The women plan to use the time to continue healing past wounds. Most stay for at least 18 months, though there is no strict timeline.
"I plan on being back on my feet, nursing. My own place. I have two children, I have two grandkids, one's a new grandbaby. So I just plan on hopefully learning how to bring all the tools that I've learned here to live in the community and build better relationships with my kids," said Rae.
As for Lynn, "I'm planning on going back to school out at Lincoln Land. I was hoping to do that in May. But it looks like with all this going on, it's going to be postponed," she said. "So going back to school, getting my education and then hopefully finding employment and getting a house for me and my children. And just being a better person."
Both the women credit Pfeiffer with their newfound vision. "Dana has the biggest heart, she's the most passionate person I've ever met. She also doesn't take any crap," said Rae. "She will call you on something, if she knows it's wrong. But she does it with the best of intentions." Lynn added, "Dana saved my life."
The road to recovery
"We talk about being in the moment, because in the moment is what you can control," said Pfeiffer. She's not only dispensing that advice to the women in her care, but she uses it herself. "I learned that from my accident," she said.
Pfeiffer won't be deterred from what's become her life's work. Grounds of Grace was formed in 2011. Pfeiffer had a friend in St. Louis who was a former sex worker. She opened Pfeiffer's eyes to a world of massage parlors and the way some sex work was forced. "It can just happen right under people's noses," said Pfeiffer. And she started to see how it affected people in the Springfield area. "I mean, people think of the pimps and prostitutes scenario and that is not what it was," she said.

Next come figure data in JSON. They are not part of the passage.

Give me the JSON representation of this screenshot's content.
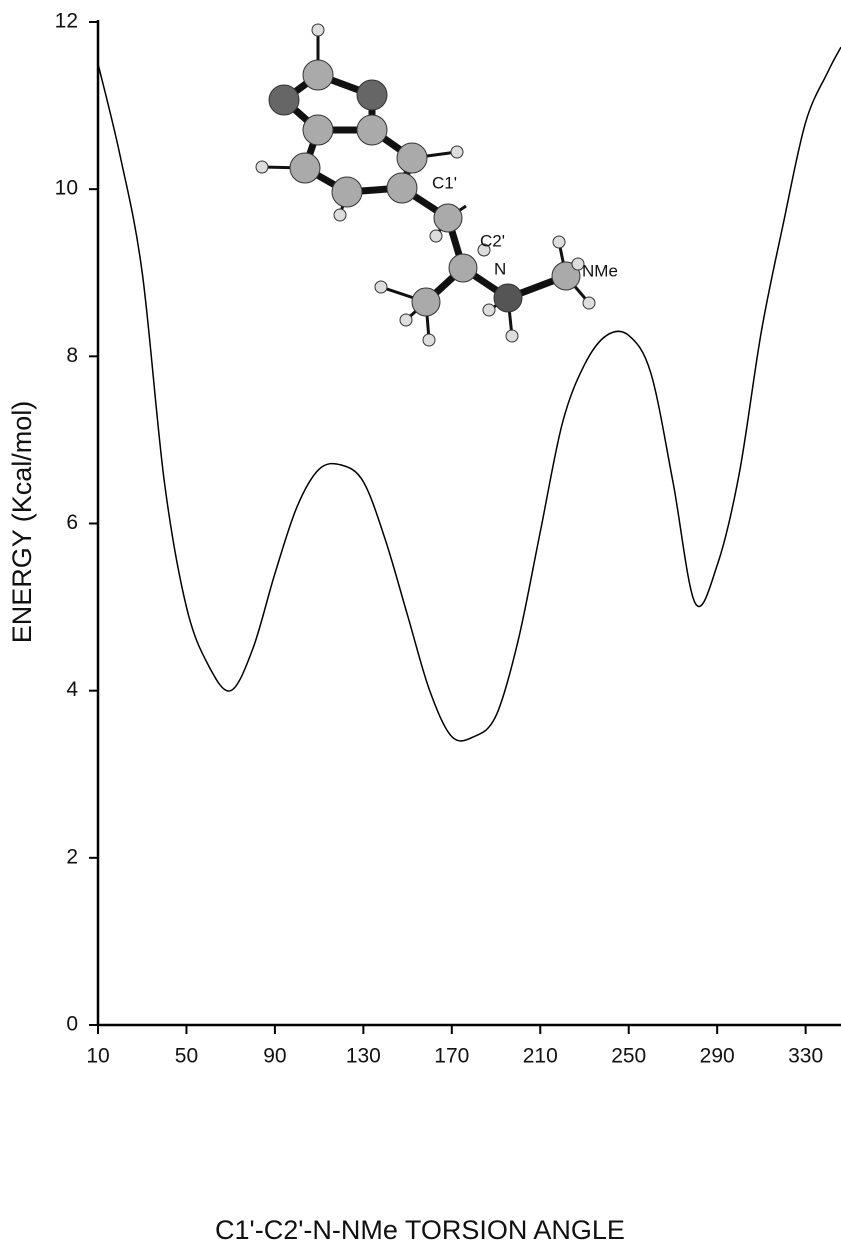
{
  "chart_data": {
    "type": "line",
    "x_label": "C1'-C2'-N-NMe TORSION ANGLE",
    "y_label": "ENERGY (Kcal/mol)",
    "annotations": [
      "C1'",
      "C2'",
      "N",
      "NMe"
    ],
    "series": [
      {
        "color": "#000000",
        "x": [
          10,
          20,
          30,
          40,
          50,
          60,
          70,
          80,
          90,
          100,
          110,
          120,
          130,
          140,
          150,
          160,
          170,
          180,
          190,
          200,
          210,
          220,
          230,
          240,
          250,
          260,
          270,
          280,
          290,
          300,
          310,
          320,
          330,
          340,
          346
        ],
        "values": [
          11.5,
          10.4,
          9.0,
          6.5,
          5.0,
          4.3,
          4.0,
          4.5,
          5.4,
          6.2,
          6.65,
          6.7,
          6.5,
          5.8,
          4.9,
          4.0,
          3.45,
          3.45,
          3.7,
          4.6,
          5.9,
          7.2,
          7.9,
          8.25,
          8.25,
          7.8,
          6.5,
          5.05,
          5.5,
          6.6,
          8.3,
          9.6,
          10.8,
          11.4,
          11.7
        ]
      }
    ],
    "xlim": [
      10,
      346
    ],
    "ylim": [
      0,
      12
    ],
    "xticks": [
      10,
      50,
      90,
      130,
      170,
      210,
      250,
      290,
      330
    ],
    "yticks": [
      0,
      2,
      4,
      6,
      8,
      10,
      12
    ]
  }
}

Instead, the majority of her clients have been abused by family members and significant others. Drug use and sales are often part of the equation. What she offers is a chance for people to find their own identity. To do that, "they've got to deal with their trauma, their sexual assault, domestic violence, addiction." Commonly, her clients also deal with chronic and mental illness. Through medical care and therapy, spiritual guidance, social skills training, mentoring and education, Pfeiffer works in a holistic way to help women find out what motivates them.
Grounds of Grace is working at a somewhat limited capacity in light of Pfeiffer's own focus on recovery. The home where Lynn and Rae stay can house up to four people. They are currently the only two there. Pfeiffer has eight women she's currently helping in total. Some are in prison.
She's taking the current pandemic as calmly as anyone could. She's focused. In addition to single parenthood and her nonprofit, she's taking online classes for a master's degree in social work.
And of course, she's focused on rebuilding herself. She's scheduled for what she hopes will be a final surgery in the fall. Doctors tell her enough of her body will have regenerated that they can remove rods and screws. "I am in awe of that," she said.
If you or someone you know is a victim of domestic abuse, you can call a free and confidential state hotline at 1-877-863-6338. If you have been a target of sexual harassment or assault, you can speak with someone who has been trained to help by calling the National Sexual Assault Hotline at 800-656-HOPE (4673) or chatting online at online.rainn.org.